Cet ouvrage a été composé par Edilivre

175, boulevard Anatole France – 93200 Saint-Denis

Tél. : 01 41 62 14 40 – Fax : 01 41 62 14 50

Mail : client@edilivre.com

www.edilivre.com

 

Tous droits de reproduction, d’adaptation et de traduction,

intégrale ou partielle réservés pour tous pays.

 

ISBN numérique : 978-2-414-07111-1

 

© Edilivre, 2017

Dédicace

 

A Jean-Baptiste,

Benoît et Laurent

Exergue

 

Il fait jour longtemps dans la nuit

Un zeste de Lune, un nuage

Que l’Arbre salue au passage

Et le cœur n’entend plus que lui

Ne bouge pas c’est si fragile

Si précaire si hasardeux

Cet instant d’ombre pour nous deux

Dans le silence de la ville

Aragon

Adresse au lecteur

L’objet de ce livre est de proposer un concept de lecture des différents niveaux de réalités. Une philosophie du concept qui soit indépendante des consciences « locales ».

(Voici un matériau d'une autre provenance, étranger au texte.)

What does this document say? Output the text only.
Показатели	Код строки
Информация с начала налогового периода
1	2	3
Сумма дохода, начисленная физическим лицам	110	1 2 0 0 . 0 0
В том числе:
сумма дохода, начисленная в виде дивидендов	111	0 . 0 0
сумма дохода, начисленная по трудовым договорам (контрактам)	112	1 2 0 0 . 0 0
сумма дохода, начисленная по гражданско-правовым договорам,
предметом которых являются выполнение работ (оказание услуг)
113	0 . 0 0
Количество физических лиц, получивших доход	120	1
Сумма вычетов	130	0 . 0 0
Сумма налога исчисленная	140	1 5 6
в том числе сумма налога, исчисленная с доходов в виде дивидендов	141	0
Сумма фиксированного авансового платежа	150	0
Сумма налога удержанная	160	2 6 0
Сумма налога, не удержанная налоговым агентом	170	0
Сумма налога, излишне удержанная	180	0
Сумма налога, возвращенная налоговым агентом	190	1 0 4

Qui permette à chacun de se déplacer librement dans les diverses cultures du monde, comme autant de jardins où il fait bon se promener.

Ce livre a été écrit à partir d’un vécu et de toutes les influences, auxquelles il m’a été possible d’accéder depuis l’enfance. Certains « emprunts » à des auteurs sont plus massifs que d’autres, ce sont :

➢ Hegel : Esthétique

➢ Georges Lochak : La Géométrisation de la physique

➢ Heinrich Herte : Structure – Forme – Mouvement

➢ Cavaillès : Sur la logique et la théorie de la science

Concernant la forme, si je crois savoir ce que je veux exprimer, la tonalité du livre, son style, la manière pourront en paraître, pompeuse, affirmative, ou autre… J’ai tenté de travailler par touches successives afin d’amener petit à petit le lecteur à un état de conscience, à une vision de « l’air du temps ».

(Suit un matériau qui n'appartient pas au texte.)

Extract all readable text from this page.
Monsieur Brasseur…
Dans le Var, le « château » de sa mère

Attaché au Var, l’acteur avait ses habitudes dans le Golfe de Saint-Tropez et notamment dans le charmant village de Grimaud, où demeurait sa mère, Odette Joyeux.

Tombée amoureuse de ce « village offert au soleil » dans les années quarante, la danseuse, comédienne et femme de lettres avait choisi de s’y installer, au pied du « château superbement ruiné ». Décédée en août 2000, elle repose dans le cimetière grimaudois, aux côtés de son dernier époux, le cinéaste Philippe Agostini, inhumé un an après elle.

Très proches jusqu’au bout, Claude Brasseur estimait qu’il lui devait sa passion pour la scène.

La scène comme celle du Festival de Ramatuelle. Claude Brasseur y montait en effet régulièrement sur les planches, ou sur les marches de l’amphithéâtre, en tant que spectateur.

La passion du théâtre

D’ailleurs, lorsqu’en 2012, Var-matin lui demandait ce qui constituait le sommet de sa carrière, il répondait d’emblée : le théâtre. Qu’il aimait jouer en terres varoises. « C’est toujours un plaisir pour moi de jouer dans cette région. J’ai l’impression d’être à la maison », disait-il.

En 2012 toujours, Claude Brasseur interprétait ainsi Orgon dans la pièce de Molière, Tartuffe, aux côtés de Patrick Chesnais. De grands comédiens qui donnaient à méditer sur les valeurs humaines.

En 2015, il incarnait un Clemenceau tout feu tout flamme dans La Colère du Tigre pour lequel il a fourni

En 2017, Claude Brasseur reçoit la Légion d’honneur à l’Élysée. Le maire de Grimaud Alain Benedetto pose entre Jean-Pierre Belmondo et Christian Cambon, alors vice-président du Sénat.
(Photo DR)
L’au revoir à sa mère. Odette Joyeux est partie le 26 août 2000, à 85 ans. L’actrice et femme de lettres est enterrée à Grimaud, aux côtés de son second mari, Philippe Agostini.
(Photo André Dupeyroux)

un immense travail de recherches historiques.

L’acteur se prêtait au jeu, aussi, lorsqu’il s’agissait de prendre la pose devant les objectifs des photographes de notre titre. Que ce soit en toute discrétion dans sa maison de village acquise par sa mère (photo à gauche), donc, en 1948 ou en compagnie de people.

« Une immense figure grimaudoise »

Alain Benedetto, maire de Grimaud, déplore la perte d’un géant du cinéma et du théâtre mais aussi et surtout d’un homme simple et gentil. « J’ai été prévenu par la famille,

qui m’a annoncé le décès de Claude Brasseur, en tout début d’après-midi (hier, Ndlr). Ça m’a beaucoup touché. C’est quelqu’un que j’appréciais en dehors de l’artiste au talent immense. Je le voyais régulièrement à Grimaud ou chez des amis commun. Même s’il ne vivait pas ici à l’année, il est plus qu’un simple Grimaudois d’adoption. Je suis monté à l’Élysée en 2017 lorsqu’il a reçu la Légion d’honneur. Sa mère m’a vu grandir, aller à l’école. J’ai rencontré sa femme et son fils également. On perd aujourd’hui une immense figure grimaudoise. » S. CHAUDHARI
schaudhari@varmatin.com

L’ordre de lecture n’a pas réellement d’importance si ce n’est les trois premiers chapitres qui devraient être lus d’entrée.

Je devais écrire ce livre pour, Jean-Baptiste. Benoit, Laurent et Camille ainsi qu’aux différentes personnes qui m’ont supporté et aidé depuis tant d’années. Qu’elles en soient ici remerciées.

Merci également à Mouna qui, à sa manière, m’a donné l’énergie nécessaire pour terminer ce livre et à Hervé de La Moissonière pour son amical soutient.

Préambule

En 1984, visitant l’exposition de la FIAC au Grand Palais à Paris, je fus frappé par les statues découpées d’Arman. Je revenais à cette époque d’une période de dix années passées à l’étranger pour la construction d’usines clef en main avec le groupe Fives Lille. Dix années d’un travail prenant et dur qui n’avait pas laissé place à la réflexion.

Les jardins de l’Élysée en cette après midi d’automne ensoleillé étaient eux propices à la rêverie. Dans les bureaux cossus du groupe, situés non loin de là, rue Montalivet, un rythme d’activité nouveau m’attendait, qui laissait tout loisir à l’échange d’idées débridées entre collègues de bureaux.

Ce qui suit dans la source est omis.